Ok, now let's take a look at the difference between long gradual hills and short steep inclines:

Long-gradual incline

Hill sprints over a long- gradual incline will train your legs for endurance first and strength second.

Short-steep incline

Hill sprints on a short-steep incline will train your legs from a strength aspect, with endurance being an added benefit.

When running your hill sprints for leg strength and endurance, you will get the best results if your form or technique is right. You want to have a strong leg drive, you want to use your arms for efficiency, and you do not want to be too bent over, rather have a stable core.

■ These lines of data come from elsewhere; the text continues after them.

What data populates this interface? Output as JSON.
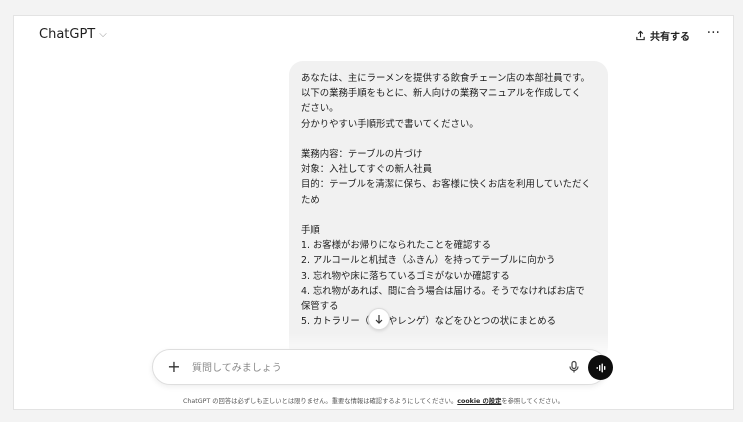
{
  "header": {
    "model_name": "ChatGPT",
    "model_chevron": "⌵",
    "share_label": "共有する",
    "more_label": "···"
  },
  "conversation": {
    "user_message": {
      "p1": "あなたは、主にラーメンを提供する飲食チェーン店の本部社員です。",
      "p2": "以下の業務手順をもとに、新人向けの業務マニュアルを作成してく",
      "p3": "ださい。",
      "p4": "分かりやすい手順形式で書いてください。",
      "p5": "業務内容：テーブルの片づけ",
      "p6": "対象：入社してすぐの新人社員",
      "p7": "目的：テーブルを清潔に保ち、お客様に快くお店を利用していただく",
      "p8": "ため",
      "p9": "手順",
      "s1": "1. お客様がお帰りになられたことを確認する",
      "s2": "2. アルコールと机拭き（ふきん）を持ってテーブルに向かう",
      "s3": "3. 忘れ物や床に落ちているゴミがないか確認する",
      "s4": "4. 忘れ物があれば、間に合う場合は届ける。そうでなければお店で",
      "s5": "保管する",
      "s6": "5. カトラリー（お箸やレンゲ）などをひとつの状にまとめる"
    }
  },
  "composer": {
    "plus_label": "+",
    "placeholder": "質問してみましょう"
  },
  "footer": {
    "disclaimer_before": "ChatGPT の回答は必ずしも正しいとは限りません。重要な情報は確認するようにしてください。",
    "cookie_link": "cookie の設定",
    "disclaimer_after": "を参照してください。"
  },
  "colors": {
    "bubble": "#f1f1f1",
    "voice_button": "#0d0d0d",
    "page_background": "#f3f3f3"
  },
  "icons": {
    "share": "share-upload-icon",
    "scroll": "arrow-down-icon",
    "mic": "microphone-icon",
    "voice": "voice-waveform-icon"
  }
}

Last but not least, if you want to be able to continue with hill sprints for building your leg strength and endurance, you want to be sure to do some sort of recovery. The beauty of the hill sprint is that it is both concentric and eccentric movements. In other words, your muscles shorten as you go up the hill, and they lengthen as you go down. This is great for the muscles, but it also means that you will likely be sore about 24-48 hours after you do the sprints. You can reduce this soreness, and aid in your recovery by stretching after and holding each stretch for at least thirty seconds, and by doing a cool down jog to keep the muscles fluid and moving. If you find that you are sore, you may want to massage the muscles, and try hydrotherapy. Do not give up, doing hill sprints regularly, with rest in between is very beneficial to the strength and endurance of your legs. So, if you get really sore after the first time you try this form of exercise, do it again and the second time, just be sure to stretch more after, and do a better cool down.

Leg strength and endurance means a healthier, more active life with less worry of falls and injury. So practice exercises that help build in these two areas.